Por fim, para terminar as distinções, convém falar um pouco sobre o concurso de agentes. Na realidade, o concurso de agentes se dá quando duas ou mais pessoas se reúnem para cometer um ou mais crimes. Não há confusão com a associação criminosa, pois no mero concurso de agentes não há a permanência.
Isso não implica dizer que não há organização. Na realidade, vários crimes realizados em concurso de pessoas foram extremamente organizados, mas feitos sem permanência, quando outros podem ser extremamente desorganizados, mas com a permanência necessária para configurar o crime de associação.

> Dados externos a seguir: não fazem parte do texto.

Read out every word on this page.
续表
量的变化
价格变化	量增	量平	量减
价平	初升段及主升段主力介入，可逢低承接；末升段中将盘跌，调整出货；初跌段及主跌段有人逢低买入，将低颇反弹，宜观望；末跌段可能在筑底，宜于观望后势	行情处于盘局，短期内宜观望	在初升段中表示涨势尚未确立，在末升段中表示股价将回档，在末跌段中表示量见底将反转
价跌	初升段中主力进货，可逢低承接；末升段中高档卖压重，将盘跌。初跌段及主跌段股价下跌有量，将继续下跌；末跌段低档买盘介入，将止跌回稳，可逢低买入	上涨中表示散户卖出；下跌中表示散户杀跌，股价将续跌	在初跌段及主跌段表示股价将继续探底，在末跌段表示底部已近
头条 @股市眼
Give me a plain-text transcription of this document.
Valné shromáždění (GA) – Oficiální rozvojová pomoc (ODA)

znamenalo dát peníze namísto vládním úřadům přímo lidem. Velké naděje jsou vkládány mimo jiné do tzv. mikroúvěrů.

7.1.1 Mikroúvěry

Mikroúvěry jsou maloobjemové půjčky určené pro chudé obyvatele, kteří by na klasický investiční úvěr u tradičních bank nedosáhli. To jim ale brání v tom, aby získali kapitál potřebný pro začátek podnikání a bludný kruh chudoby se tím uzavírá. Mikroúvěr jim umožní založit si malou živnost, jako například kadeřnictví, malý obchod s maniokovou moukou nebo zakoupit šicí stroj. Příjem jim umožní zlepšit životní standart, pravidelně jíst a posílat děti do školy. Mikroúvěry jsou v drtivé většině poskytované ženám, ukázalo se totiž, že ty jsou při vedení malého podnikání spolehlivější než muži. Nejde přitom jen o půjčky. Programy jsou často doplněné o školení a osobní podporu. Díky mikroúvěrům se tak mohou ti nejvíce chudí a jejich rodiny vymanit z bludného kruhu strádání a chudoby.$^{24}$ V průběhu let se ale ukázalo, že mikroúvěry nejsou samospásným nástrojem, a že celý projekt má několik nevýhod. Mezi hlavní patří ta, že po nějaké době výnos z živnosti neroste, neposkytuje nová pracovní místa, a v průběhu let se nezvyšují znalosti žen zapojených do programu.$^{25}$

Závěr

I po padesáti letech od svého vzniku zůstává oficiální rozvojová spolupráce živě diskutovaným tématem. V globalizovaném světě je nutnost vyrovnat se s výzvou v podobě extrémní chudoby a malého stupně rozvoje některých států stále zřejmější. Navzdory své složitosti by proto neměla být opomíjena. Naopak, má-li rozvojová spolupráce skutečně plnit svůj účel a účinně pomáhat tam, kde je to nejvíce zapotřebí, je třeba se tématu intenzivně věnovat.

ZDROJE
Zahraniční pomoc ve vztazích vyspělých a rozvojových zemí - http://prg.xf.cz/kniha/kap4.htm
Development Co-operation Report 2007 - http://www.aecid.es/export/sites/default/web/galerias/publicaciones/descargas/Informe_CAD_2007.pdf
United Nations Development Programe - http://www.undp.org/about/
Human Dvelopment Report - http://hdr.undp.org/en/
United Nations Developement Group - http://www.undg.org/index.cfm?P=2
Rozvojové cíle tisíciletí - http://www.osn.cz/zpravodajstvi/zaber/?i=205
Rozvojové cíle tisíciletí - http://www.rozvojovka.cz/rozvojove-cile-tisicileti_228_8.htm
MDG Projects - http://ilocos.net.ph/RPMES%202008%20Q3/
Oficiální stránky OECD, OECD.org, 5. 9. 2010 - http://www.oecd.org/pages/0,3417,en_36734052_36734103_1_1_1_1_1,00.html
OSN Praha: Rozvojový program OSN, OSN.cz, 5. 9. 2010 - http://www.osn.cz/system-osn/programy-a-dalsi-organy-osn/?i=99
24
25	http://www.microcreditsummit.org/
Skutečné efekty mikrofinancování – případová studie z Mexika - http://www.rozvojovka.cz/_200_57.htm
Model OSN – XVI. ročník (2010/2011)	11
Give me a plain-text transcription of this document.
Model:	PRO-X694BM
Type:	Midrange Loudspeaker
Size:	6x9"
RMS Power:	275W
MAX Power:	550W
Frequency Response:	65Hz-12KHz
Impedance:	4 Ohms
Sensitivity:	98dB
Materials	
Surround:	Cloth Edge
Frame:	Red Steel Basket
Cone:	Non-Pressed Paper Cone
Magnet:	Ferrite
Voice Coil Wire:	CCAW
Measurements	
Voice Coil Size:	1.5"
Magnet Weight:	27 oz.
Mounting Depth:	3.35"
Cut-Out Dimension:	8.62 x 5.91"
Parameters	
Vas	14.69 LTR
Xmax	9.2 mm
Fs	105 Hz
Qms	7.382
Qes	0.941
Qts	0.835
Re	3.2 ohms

A título exemplificativo, o furto ao banco central de Fortaleza (foi furto, pois não ocorreu violência ou grave ameaça, conforme o art. 155 do Código penal). Neste caso, houve trabalho de engenharia, a manobra de várias pessoas e alta organização. Todavia, foi-se juntado para realizar tão somente um crime, portanto, mero concurso de agentes e nunca uma associação criminosa ou mesmo uma organização criminosa.
Convém dizer ainda que o concurso de pessoas pode se dá para vários crimes, desde que não haja permanência. Por exemplo, pode-se unir um grupo para roubar os bancos da cidade A, cidade B e da cidade C. Após tais operações o grupo se dispersa. Evidente que não haverá a associação criminosa, ou mesmo uma organização criminosa, mesmo que exista bastante organização para a realização dos crimes.
Dessa forma, conclui-se, por óbvio, que existem várias formas de tipificar o concurso de pessoas no direito penal, podendo gerar crimes autônomos ou não. Os crimes autônomos que chamam a atenção são certamente a organização criminosa, introduzido por lei recente, e a associação criminosa, antigo crime de formação de quadrilha.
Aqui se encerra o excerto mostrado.